Section 522(1) provides the mechanism for exempting back property from the estate. A debtor (or a dependent acting on behalf of a debtor) must list the property he claims exempt. Failure to make the claim amounts to a waiver. In re Smith, supra, p. 891. See also Collier on Bankruptcy 15th ed. ¶ 522.07.
It is also clear that Mrs. Dahdah did not make a claim of either the household goods or of the residential property on behalf of Mr. Dahdah as is permitted by section 522(1). Her only claims of exemption were under state law, while Mr. Dahdah elected federal exemptions. Furthermore, for her to have claimed the household goods on behalf of Mr. Dahdah under section 522(1), Mrs. Dahdah would have had to value each item and that was the only reason Mr. Dahdah abandoned the claim.
Mrs. Dahdah is precluded from asserting any claim on Mr. Dahdah’s behalf under section 522(1) as to the real property by the terms of that section. Since Mr. Dahdah asserted a claim, there was no authority for a dependent to do so on his behalf.
I conclude that Mr. Dahdah’s failure to claim the household goods exempt resulted in a waiver of exemption as to him.
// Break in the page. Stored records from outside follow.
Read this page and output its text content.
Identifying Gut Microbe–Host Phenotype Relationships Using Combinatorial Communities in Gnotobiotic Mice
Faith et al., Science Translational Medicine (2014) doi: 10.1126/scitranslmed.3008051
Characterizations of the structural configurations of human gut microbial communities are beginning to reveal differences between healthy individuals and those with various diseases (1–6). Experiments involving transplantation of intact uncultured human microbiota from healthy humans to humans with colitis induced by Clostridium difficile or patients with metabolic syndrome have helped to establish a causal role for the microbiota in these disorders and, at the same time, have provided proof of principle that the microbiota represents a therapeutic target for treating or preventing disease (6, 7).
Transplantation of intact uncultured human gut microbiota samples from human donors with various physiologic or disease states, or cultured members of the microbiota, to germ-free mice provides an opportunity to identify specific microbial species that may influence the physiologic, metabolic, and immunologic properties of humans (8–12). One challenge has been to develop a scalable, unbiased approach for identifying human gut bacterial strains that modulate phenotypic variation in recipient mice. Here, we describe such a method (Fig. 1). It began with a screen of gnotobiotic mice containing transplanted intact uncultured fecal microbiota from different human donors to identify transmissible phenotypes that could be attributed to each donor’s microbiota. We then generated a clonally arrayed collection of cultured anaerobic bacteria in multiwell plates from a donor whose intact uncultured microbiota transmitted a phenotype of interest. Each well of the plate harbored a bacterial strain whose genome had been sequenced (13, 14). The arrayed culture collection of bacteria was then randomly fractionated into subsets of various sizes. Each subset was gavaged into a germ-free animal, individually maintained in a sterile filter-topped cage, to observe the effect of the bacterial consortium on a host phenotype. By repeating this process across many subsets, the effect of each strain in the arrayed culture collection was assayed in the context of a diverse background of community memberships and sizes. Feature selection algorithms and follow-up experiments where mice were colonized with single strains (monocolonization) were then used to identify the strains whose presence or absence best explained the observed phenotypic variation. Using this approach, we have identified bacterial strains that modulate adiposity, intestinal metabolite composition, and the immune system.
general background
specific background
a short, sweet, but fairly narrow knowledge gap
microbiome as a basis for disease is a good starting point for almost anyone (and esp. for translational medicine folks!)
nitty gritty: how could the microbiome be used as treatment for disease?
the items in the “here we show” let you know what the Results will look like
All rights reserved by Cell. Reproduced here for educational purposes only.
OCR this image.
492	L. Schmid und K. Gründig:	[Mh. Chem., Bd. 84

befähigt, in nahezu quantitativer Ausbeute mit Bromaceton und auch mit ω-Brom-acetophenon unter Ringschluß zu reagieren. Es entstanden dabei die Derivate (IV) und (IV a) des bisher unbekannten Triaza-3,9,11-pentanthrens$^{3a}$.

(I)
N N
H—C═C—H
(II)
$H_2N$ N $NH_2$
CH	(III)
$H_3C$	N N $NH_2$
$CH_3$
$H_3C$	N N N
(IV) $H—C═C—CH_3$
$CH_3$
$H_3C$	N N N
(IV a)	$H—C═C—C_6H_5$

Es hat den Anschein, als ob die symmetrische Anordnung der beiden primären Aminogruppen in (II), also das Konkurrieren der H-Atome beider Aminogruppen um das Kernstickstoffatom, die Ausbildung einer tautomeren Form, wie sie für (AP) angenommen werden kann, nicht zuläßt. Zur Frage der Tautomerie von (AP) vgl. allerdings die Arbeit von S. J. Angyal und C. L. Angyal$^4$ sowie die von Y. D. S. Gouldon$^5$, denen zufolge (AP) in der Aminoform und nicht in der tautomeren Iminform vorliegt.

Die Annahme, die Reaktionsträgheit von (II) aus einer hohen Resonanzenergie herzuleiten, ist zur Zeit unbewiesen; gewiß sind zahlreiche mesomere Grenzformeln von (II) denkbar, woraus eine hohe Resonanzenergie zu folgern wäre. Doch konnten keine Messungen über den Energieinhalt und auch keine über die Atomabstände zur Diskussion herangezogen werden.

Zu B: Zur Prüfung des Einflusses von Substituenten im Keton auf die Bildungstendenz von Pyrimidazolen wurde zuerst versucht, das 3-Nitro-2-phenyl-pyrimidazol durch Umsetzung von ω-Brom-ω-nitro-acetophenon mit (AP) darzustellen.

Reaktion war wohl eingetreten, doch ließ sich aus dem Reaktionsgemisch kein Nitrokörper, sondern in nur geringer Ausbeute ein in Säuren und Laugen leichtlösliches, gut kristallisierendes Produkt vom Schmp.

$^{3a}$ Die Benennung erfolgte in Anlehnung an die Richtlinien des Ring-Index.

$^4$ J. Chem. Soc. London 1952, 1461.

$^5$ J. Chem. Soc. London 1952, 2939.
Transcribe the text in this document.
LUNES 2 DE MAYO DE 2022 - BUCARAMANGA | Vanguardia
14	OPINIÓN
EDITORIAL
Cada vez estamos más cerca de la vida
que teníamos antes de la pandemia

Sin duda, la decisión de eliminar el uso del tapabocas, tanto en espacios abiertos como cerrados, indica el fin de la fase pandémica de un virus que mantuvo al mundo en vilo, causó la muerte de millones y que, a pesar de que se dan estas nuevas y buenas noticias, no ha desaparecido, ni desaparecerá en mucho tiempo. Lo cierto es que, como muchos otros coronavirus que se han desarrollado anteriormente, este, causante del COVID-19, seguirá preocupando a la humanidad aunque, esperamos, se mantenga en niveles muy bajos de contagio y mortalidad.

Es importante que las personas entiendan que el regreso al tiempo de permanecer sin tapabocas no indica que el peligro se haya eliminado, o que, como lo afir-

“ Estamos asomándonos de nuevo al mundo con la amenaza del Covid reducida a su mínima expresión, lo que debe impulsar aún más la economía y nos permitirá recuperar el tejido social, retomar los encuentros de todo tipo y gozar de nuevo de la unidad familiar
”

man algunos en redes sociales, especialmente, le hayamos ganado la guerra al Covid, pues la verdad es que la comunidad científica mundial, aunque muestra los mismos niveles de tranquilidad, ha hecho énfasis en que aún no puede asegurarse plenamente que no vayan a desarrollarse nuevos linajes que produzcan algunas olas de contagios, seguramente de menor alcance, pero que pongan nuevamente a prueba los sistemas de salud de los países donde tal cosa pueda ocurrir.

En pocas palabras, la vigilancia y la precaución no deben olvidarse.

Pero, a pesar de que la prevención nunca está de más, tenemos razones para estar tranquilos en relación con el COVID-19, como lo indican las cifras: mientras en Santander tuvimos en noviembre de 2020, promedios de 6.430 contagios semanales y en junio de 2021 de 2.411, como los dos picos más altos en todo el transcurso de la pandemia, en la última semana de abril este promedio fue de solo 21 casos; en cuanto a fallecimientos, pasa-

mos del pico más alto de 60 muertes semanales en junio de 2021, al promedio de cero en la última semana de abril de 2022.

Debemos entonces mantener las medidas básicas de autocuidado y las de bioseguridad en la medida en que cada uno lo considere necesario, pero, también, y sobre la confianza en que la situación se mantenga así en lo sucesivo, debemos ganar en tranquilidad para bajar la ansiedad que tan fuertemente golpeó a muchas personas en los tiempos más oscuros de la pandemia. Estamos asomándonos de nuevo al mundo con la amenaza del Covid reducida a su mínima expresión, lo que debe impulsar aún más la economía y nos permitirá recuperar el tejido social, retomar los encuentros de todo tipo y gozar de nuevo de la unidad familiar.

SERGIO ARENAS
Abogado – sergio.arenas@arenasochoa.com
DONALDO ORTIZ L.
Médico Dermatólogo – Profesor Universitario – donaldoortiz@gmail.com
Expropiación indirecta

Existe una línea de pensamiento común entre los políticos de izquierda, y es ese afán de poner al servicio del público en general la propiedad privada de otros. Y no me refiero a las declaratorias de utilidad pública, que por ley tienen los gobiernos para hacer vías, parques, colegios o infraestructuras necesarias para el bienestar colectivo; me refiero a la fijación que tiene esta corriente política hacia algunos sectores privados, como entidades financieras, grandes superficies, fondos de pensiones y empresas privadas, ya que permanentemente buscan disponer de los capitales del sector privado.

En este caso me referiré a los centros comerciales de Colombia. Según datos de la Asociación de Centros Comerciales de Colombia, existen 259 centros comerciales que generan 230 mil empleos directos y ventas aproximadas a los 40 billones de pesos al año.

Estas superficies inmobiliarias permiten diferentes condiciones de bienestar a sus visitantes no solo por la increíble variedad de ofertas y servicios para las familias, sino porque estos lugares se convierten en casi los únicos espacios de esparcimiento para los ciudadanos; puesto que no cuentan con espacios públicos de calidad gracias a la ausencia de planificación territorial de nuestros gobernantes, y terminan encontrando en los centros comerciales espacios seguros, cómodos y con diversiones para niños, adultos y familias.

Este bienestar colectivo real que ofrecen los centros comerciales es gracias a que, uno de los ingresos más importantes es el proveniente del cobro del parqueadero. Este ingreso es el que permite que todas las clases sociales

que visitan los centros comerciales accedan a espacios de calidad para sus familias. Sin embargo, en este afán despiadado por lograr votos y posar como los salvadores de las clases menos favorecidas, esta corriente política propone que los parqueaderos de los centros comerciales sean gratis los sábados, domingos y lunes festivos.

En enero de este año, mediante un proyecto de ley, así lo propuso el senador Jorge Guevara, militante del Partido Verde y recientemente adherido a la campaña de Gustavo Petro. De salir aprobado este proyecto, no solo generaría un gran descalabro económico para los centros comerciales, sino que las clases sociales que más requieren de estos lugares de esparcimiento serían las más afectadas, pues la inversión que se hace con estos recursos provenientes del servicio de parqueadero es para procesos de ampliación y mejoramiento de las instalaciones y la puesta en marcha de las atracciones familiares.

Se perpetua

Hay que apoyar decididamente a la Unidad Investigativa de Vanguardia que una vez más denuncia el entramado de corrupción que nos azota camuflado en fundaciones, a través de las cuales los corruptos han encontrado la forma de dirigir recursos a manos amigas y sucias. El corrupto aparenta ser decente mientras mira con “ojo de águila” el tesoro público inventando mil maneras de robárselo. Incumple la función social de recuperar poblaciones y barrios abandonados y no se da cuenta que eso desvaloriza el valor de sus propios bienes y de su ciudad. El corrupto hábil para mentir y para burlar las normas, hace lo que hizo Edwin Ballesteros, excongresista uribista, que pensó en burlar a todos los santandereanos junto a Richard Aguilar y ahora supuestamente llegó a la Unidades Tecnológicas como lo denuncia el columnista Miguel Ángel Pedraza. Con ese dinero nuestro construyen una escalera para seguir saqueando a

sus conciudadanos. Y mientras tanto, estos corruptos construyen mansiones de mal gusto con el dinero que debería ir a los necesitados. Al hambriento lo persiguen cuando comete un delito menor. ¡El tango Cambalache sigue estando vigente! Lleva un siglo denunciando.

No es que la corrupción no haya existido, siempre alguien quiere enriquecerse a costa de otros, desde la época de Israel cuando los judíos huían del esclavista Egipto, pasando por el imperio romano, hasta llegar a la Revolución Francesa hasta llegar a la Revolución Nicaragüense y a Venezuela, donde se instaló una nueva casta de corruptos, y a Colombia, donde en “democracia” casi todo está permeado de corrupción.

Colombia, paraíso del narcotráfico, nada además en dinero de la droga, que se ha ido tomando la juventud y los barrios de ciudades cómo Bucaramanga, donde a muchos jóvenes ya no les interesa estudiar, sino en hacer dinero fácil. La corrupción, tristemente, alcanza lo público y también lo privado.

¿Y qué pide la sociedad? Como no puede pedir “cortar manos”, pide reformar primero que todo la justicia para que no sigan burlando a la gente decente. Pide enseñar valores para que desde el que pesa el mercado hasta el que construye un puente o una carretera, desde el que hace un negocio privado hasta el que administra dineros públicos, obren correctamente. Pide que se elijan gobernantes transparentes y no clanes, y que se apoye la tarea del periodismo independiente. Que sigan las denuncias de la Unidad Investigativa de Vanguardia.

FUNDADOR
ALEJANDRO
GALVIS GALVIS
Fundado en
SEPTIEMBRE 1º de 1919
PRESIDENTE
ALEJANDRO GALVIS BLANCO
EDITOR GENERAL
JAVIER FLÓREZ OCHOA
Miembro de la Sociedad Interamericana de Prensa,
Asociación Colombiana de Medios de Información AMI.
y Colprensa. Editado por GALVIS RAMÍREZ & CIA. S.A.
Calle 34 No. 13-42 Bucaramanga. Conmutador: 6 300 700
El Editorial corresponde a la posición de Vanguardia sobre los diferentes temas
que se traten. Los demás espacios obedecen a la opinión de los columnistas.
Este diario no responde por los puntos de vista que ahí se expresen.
The household goods thus remain property of his estate, In re Smith, supra, subject of course to appellant’s lien.
IV
The panel’s holding with respect to adding the state and federal exemptions on the debtors’ real property is also flawed and for the same reasons. Because the home is community property, the analysis here is the same as in my Ageton dissent, which I will not repeat.
I would only add that the Fifth Circuit’s decision in Cannady, supra, is similarly flawed because of its failure to consider the role of section 541. All the Cannady court held was that “Mrs. Cannady may claim federal exemptions under section 522(d) of the Bankruptcy Code despite Mr. Cannady’s choice of state exemptions. . .” As stated in Ageton, I fully agree because of section 522(m) and its legislative history.
Implicit in the Cannady decision is the court’s assumption that the natural result of such different choices is stacking. That result does not follow, however, when section 541 and its implications are considered.
For the foregoing reasons, I respectfully dissent in part.